Macy’s expects adjusted earnings per share of $1.90 to $2.10, net sales between $21.4 billion and $21.65 billion, and comparable sales ranging from a 0.5% decline to a 0.5% increase. All three metrics were below analyst estimates.

The company’s outlook assumes a larger impact from tariffs in the first half of the year than in the second, with the first quarter expected to be the most affected.

Market volatility and inflation backdrop

Macy’s shares have been volatile, registering 24 daily moves greater than 5% over the past year. The latest rally follows a 3.7% drop 19 days earlier after a stronger-than-expected U.S. Producer Price Index reading raised concerns about inflation.

That PPI report showed a 0.5% rise in January, driven in part by a 0.8% increase in final demand services and a 2.5% jump in margins for trade services. The data suggested higher costs being passed through by wholesalers and retailers, including potential tariff effects.

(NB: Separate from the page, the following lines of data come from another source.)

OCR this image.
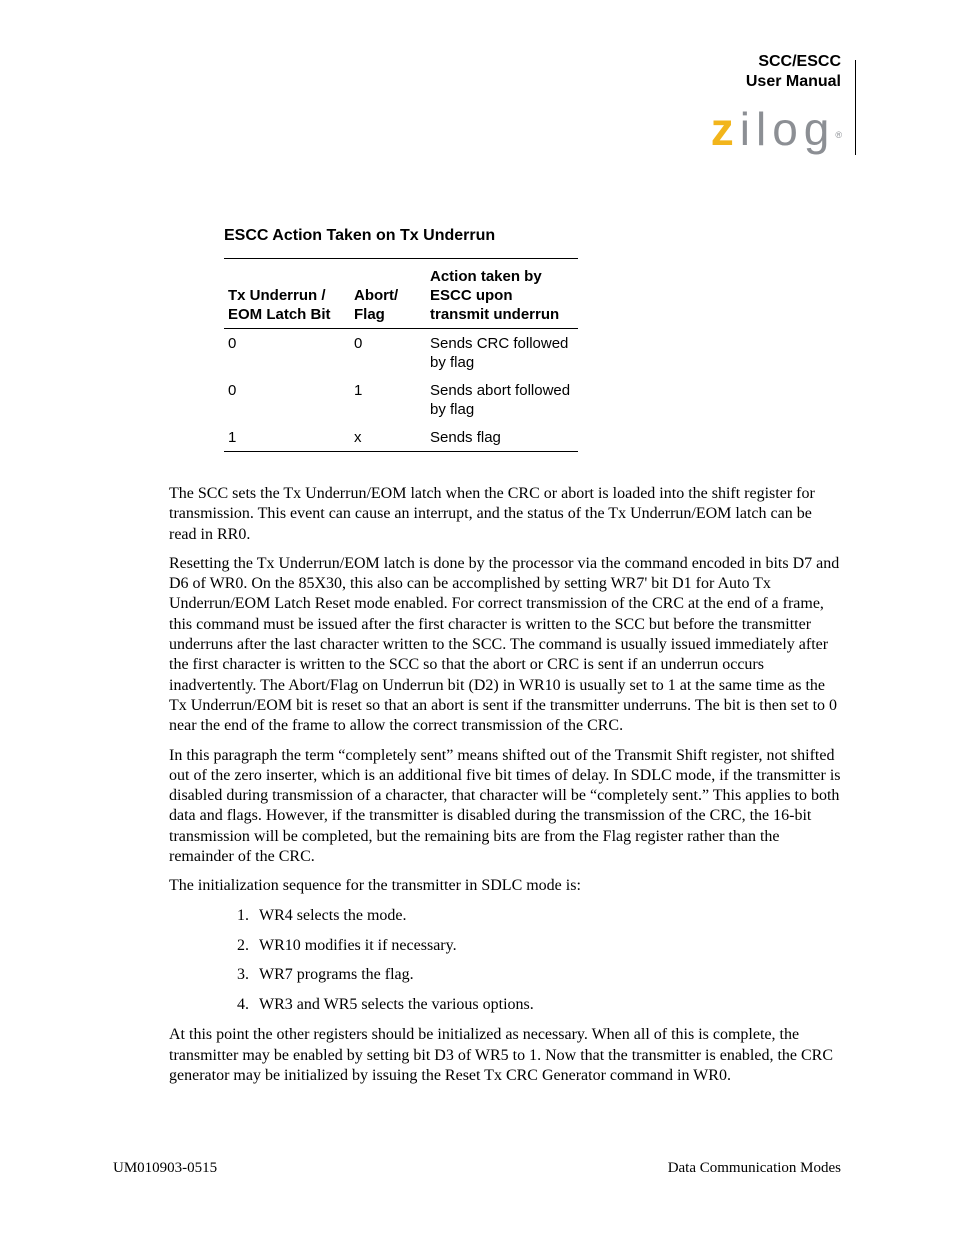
SCC/ESCC
User Manual
zilog®
ESCC Action Taken on Tx Underrun
Tx Underrun / EOM Latch Bit	Abort/ Flag	Action taken by ESCC upon transmit underrun
0	0	Sends CRC followed by flag
0	1	Sends abort followed by flag
1	x	Sends flag

The SCC sets the Tx Underrun/EOM latch when the CRC or abort is loaded into the shift register for transmission. This event can cause an interrupt, and the status of the Tx Underrun/EOM latch can be read in RR0.

Resetting the Tx Underrun/EOM latch is done by the processor via the command encoded in bits D7 and D6 of WR0. On the 85X30, this also can be accomplished by setting WR7' bit D1 for Auto Tx Underrun/EOM Latch Reset mode enabled. For correct transmission of the CRC at the end of a frame, this command must be issued after the first character is written to the SCC but before the transmitter underruns after the last character written to the SCC. The command is usually issued immediately after the first character is written to the SCC so that the abort or CRC is sent if an underrun occurs inadvertently. The Abort/Flag on Underrun bit (D2) in WR10 is usually set to 1 at the same time as the Tx Underrun/EOM bit is reset so that an abort is sent if the transmitter underruns. The bit is then set to 0 near the end of the frame to allow the correct transmission of the CRC.

In this paragraph the term “completely sent” means shifted out of the Transmit Shift register, not shifted out of the zero inserter, which is an additional five bit times of delay. In SDLC mode, if the transmitter is disabled during transmission of a character, that character will be “completely sent.” This applies to both data and flags. However, if the transmitter is disabled during the transmission of the CRC, the 16-bit transmission will be completed, but the remaining bits are from the Flag register rather than the remainder of the CRC.

The initialization sequence for the transmitter in SDLC mode is:

1. WR4 selects the mode.
2. WR10 modifies it if necessary.
3. WR7 programs the flag.
4. WR3 and WR5 selects the various options.

At this point the other registers should be initialized as necessary. When all of this is complete, the transmitter may be enabled by setting bit D3 of WR5 to 1. Now that the transmitter is enabled, the CRC generator may be initialized by issuing the Reset Tx CRC Generator command in WR0.

UM010903-0515	Data Communication Modes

With recent data indicating rising consumer loan delinquencies, investors have been concerned that stretched households may cut back on discretionary purchases, pressuring retailers such as Macy’s.

Share performance over a longer horizon

Despite the latest one-day gain, Macy’s longer-term share performance has been weak. A hypothetical $1,000 investment in Macy’s five years ago would now be worth about $940.71.

The combination of a strong recent quarter, cautious forward guidance, and a challenging macro backdrop helps explain why the stock reacted positively to the immediate results yet remains well below recent highs.

Key Takeaways

  • Macy’s latest quarter reassured investors on current demand, particularly through stronger-than-expected same-store sales.
  • Forward guidance shows management emphasizing caution, with profit and sales targets set below analyst forecasts.
  • Macroeconomic factors, including tariffs, inflation data, and consumer credit stress, remain key swing variables for Macy’s results.
  • The stock’s sharp move on earnings, despite weak multi-year returns, highlights ongoing volatility and sensitivity to new data.